Take a Break by Andy Scheer

Sometimes the best technique when you’re stuck in a writing project is to step away from the keyboard.

I spent much of last month performing a heavy edit on a large nonfiction project destined for self-publishing. The content was deep and theological — often supporting positions I didn’t. Worse, the writer was not a polished communicator.

Most days I found I could track the writing for only a half-hour before I stopped being able to disentangle his prose.

So I applied the strategy I’ve learned with jigsaw puzzles. When I can no longer make sense of a particular part, I get up, stretch, and switch to another side of the table.

Not all of that works with a writing project. If you’re stuck in chapter 7, it’s hard to skip to 17. But it sure helps to get up, stretch, and allow your mind to attend briefly to something else.

One of my techniques involves music. Not only do I play instrumentals to help me concentrate, I play it in a format that forces me to get up often.

While the LP in LP records stands for long-playing, they usually provide no more than 25 minutes on a side. Perfect timing for getting up, walking to the record player, and flipping to side two or putting the album away and deciding which to listen to next.

A minute or two later I’m back at the keyboard — and the solution to the next sentence seems obvious.
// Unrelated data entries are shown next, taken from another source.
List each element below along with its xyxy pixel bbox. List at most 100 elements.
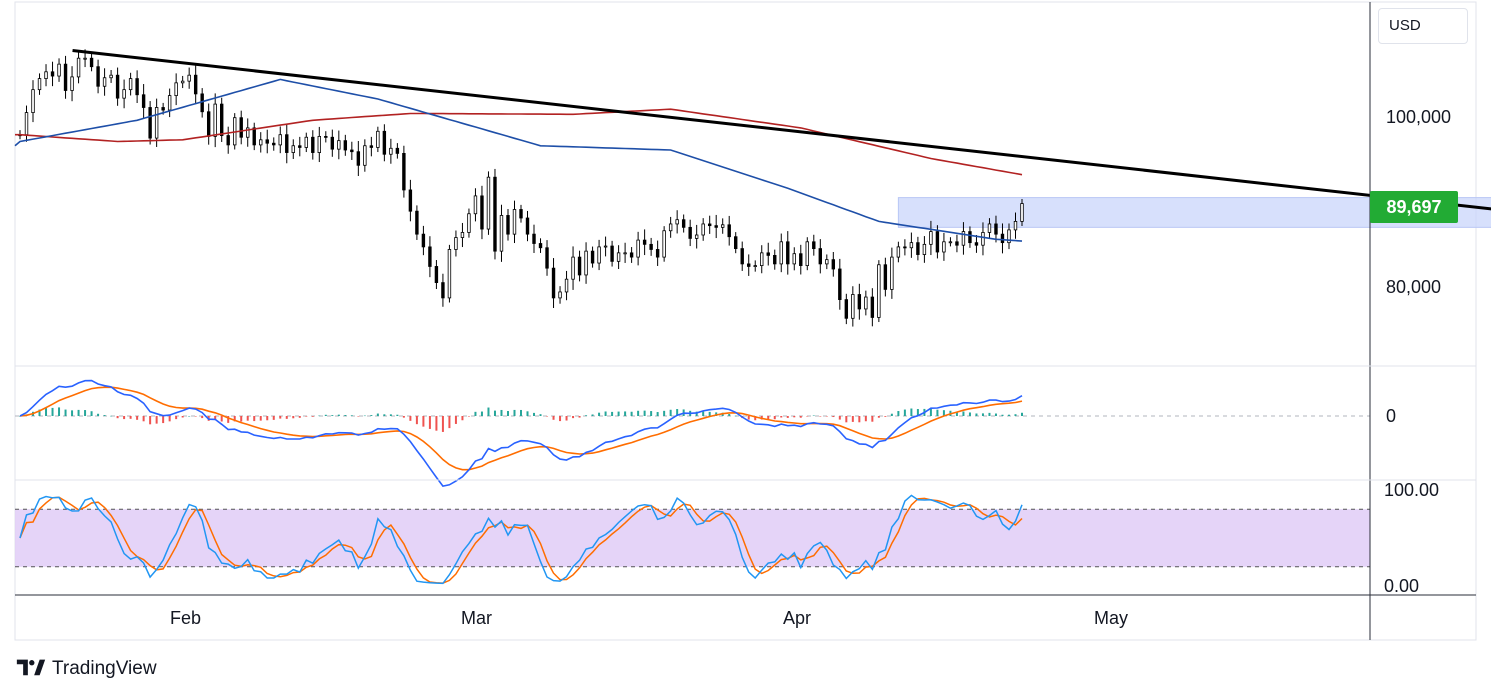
price-candle-body [753, 265, 757, 268]
macd-tick-label: 0 [1386, 406, 1396, 426]
macd-histogram-bar [324, 414, 327, 416]
macd-histogram-bar [233, 416, 236, 422]
macd-histogram-bar [812, 415, 815, 416]
price-candle-body [180, 80, 185, 84]
price-candle-body [968, 231, 972, 244]
price-candle-body [57, 63, 61, 77]
macd-histogram-bar [90, 411, 93, 416]
macd-histogram-bar [1001, 414, 1004, 416]
time-axis[interactable]: Feb Mar Apr May [170, 608, 1128, 628]
macd-histogram-bar [552, 416, 555, 420]
price-candle-body [532, 233, 536, 244]
price-candle-body [148, 107, 152, 139]
macd-histogram-bar [533, 412, 536, 416]
price-candle-body [141, 94, 146, 108]
price-candle-body [1000, 233, 1005, 244]
macd-histogram-bar [572, 416, 575, 419]
price-candle-body [603, 245, 608, 248]
price-candle-body [311, 136, 315, 153]
price-candle-body [467, 213, 471, 233]
macd-histogram-bar [565, 416, 568, 421]
price-candle-body [24, 112, 29, 136]
price-candle-body [636, 239, 640, 258]
macd-histogram-bar [435, 416, 438, 431]
macd-histogram-bar [591, 414, 594, 416]
macd-histogram-bar [331, 415, 334, 416]
macd-histogram-bar [754, 416, 757, 421]
macd-histogram-bar [643, 410, 646, 416]
currency-button[interactable]: USD [1378, 8, 1468, 44]
macd-histogram-bar [526, 411, 529, 416]
price-candle-body [799, 253, 803, 266]
price-candle-body [773, 254, 777, 265]
macd-histogram-bar [266, 416, 269, 421]
price-candle-body [265, 139, 269, 144]
price-candle-body [681, 219, 686, 228]
stochastic-d-line [19, 496, 1023, 584]
macd-histogram-bar [298, 416, 301, 418]
macd-histogram-bar [448, 416, 451, 429]
macd-histogram-bar [51, 407, 54, 416]
macd-histogram-bar [832, 416, 835, 418]
macd-histogram-bar [546, 416, 549, 417]
price-pane[interactable] [14, 49, 1491, 327]
stochastic-pane[interactable] [15, 494, 1370, 585]
price-candle-body [825, 259, 829, 265]
price-candle-body [382, 130, 387, 155]
price-candle-body [363, 145, 367, 166]
macd-histogram-bar [884, 416, 887, 417]
price-candle-body [707, 223, 712, 227]
macd-histogram-bar [116, 416, 119, 419]
price-candle-body [675, 219, 679, 225]
price-candle-body [421, 233, 426, 248]
price-candle-body [167, 95, 172, 111]
brand[interactable]: TradingView [16, 656, 157, 682]
price-candle-body [922, 243, 927, 255]
price-candle-body [642, 239, 647, 245]
price-candle-body [291, 145, 295, 153]
macd-histogram-bar [936, 409, 939, 416]
price-candle-body [239, 117, 243, 138]
macd-histogram-bar [559, 416, 562, 422]
macd-histogram-bar [981, 413, 984, 416]
price-candle-body [122, 89, 126, 99]
macd-pane[interactable] [15, 379, 1370, 487]
price-candle-body [499, 215, 504, 252]
price-candle-body [369, 145, 374, 148]
price-candle-body [740, 248, 744, 265]
price-candle-body [102, 77, 107, 87]
price-candle-body [558, 291, 562, 299]
price-candle-body [870, 296, 875, 318]
macd-histogram-bar [838, 416, 841, 420]
price-tick-label: 100,000 [1386, 107, 1451, 127]
price-candle-body [916, 242, 920, 255]
price-candle-body [135, 78, 139, 96]
macd-histogram-bar [370, 415, 373, 416]
price-candle-body [506, 215, 510, 235]
macd-histogram-bar [188, 415, 191, 417]
macd-histogram-bar [630, 411, 633, 416]
macd-histogram-bar [142, 416, 145, 422]
moving-average-fast [14, 78, 1023, 242]
brand-name: TradingView [52, 658, 157, 679]
macd-histogram-bar [1021, 412, 1023, 416]
price-candle-body [226, 135, 230, 146]
macd-histogram-bar [493, 410, 496, 416]
price-axis[interactable]: 100,000 80,000 0 100.00 0.00 [1384, 107, 1451, 596]
macd-histogram-bar [64, 409, 67, 416]
price-candle-body [935, 231, 940, 253]
macd-histogram-bar [994, 413, 997, 416]
price-candle-body [31, 89, 35, 114]
macd-histogram-bar [38, 409, 41, 416]
price-candle-body [545, 247, 549, 269]
price-candle-body [525, 217, 530, 235]
macd-histogram-bar [272, 416, 275, 420]
price-candle-body [734, 236, 738, 249]
price-candle-body [714, 225, 718, 228]
macd-histogram-bar [598, 412, 601, 416]
price-candle-body [206, 111, 211, 137]
price-candle-body [584, 250, 588, 276]
price-candle-body [350, 149, 354, 153]
price-candle-body [447, 249, 452, 299]
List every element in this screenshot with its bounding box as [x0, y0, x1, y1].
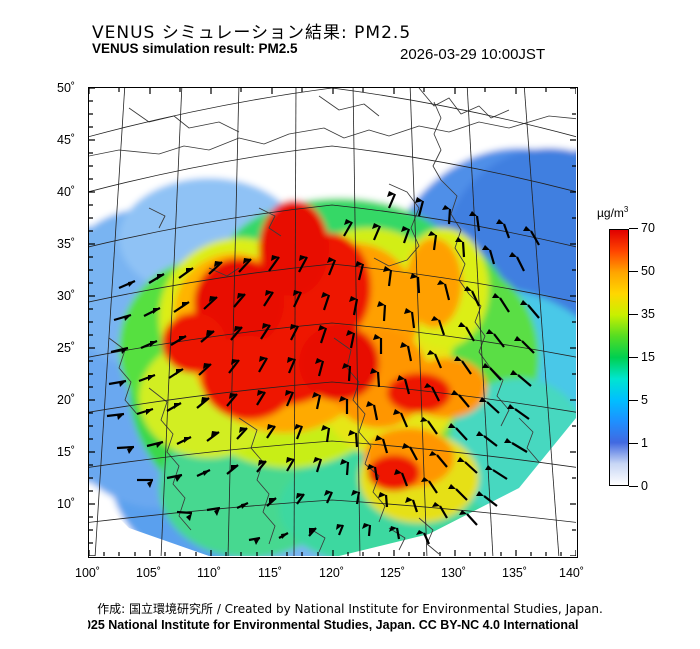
xtick-label-110: 110˚: [197, 566, 222, 580]
credit-line: 作成: 国立環境研究所 / Created by National Instit…: [97, 602, 603, 616]
ytick-label-15: 15˚: [57, 445, 76, 459]
ytick-label-50: 50˚: [57, 81, 76, 95]
colorbar-tick-1: [629, 443, 638, 445]
colorbar: [609, 229, 629, 486]
map-canvas: [89, 88, 576, 556]
colorbar-tick-70: [629, 228, 638, 230]
ytick-label-35: 35˚: [57, 237, 76, 251]
xtick-label-105: 105˚: [136, 566, 162, 580]
colorbar-label-50: 50: [641, 264, 655, 278]
colorbar-tick-0: [629, 486, 638, 488]
license-line: 2025 National Institute for Environmenta…: [88, 618, 579, 632]
colorbar-tick-15: [629, 357, 638, 359]
xtick-label-100: 100˚: [75, 566, 101, 580]
colorbar-units-text: µg/m: [597, 206, 624, 220]
colorbar-label-5: 5: [641, 393, 648, 407]
colorbar-tick-50: [629, 271, 638, 273]
valid-time-label: 2026-03-29 10:00JST: [400, 46, 546, 63]
coastline-layer: [89, 88, 576, 555]
xtick-label-135: 135˚: [502, 566, 528, 580]
colorbar-tick-35: [629, 314, 638, 316]
xtick-label-125: 125˚: [380, 566, 406, 580]
colorbar-gradient: [609, 229, 629, 486]
wind-vector-layer: [106, 191, 540, 545]
colorbar-tick-5: [629, 400, 638, 402]
colorbar-label-35: 35: [641, 307, 655, 321]
ytick-label-30: 30˚: [57, 289, 76, 303]
ytick-label-25: 25˚: [57, 341, 76, 355]
colorbar-units-label: µg/m3: [597, 205, 628, 220]
ytick-label-45: 45˚: [57, 133, 76, 147]
colorbar-label-70: 70: [641, 221, 655, 235]
page-title-english: VENUS simulation result: PM2.5: [92, 41, 298, 56]
xtick-label-115: 115˚: [258, 566, 283, 580]
colorbar-label-15: 15: [641, 350, 655, 364]
xtick-label-130: 130˚: [441, 566, 467, 580]
axis-ticks: [89, 88, 576, 556]
colorbar-label-0: 0: [641, 479, 648, 493]
license-text: 2025 National Institute for Environmenta…: [88, 618, 579, 632]
page-title-japanese: VENUS シミュレーション結果: PM2.5: [92, 23, 412, 43]
map-plot-area: [88, 87, 578, 558]
ytick-label-40: 40˚: [57, 185, 76, 199]
colorbar-label-1: 1: [641, 436, 648, 450]
xtick-label-120: 120˚: [319, 566, 345, 580]
ytick-label-20: 20˚: [57, 393, 76, 407]
xtick-label-140: 140˚: [559, 566, 585, 580]
graticule-layer: [89, 88, 576, 556]
colorbar-units-exponent: 3: [623, 205, 629, 214]
ytick-label-10: 10˚: [57, 497, 76, 511]
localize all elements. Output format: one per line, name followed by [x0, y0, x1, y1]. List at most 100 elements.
Don’t have a turntable? Then keep a cup of your favorite hot beverage next to your screen and force fluids. You’ll have to get up often, and the ideas will also flow.


Timothy Fish said...

I think I would have a very hard time editing someone's work if I disagreed with their theological position.

Rick Barry said...

I can relate. Weighty subject matter combined with convoluted writing demand more frequent brain breaks for the editor. I used to edit articles for a theologian who often mixed his metaphors. (Ex.: "Have our hearts grown so cold that our thoughts don't skip a beat when placed eye to eye with God's Word?") I groaned frequently (and took frequent breaks) as I untangled these knotty sentences.

Andy Scheer said...

It comes with the territory in editing professionally. It's best viewed as an opportunity to see how that position supports its views.

Andy Scheer said...

I want to take a break after reading just that one sentence.

Anonymous said...

I can relate. My shoulders tend to tell me it is time to move away from the editing.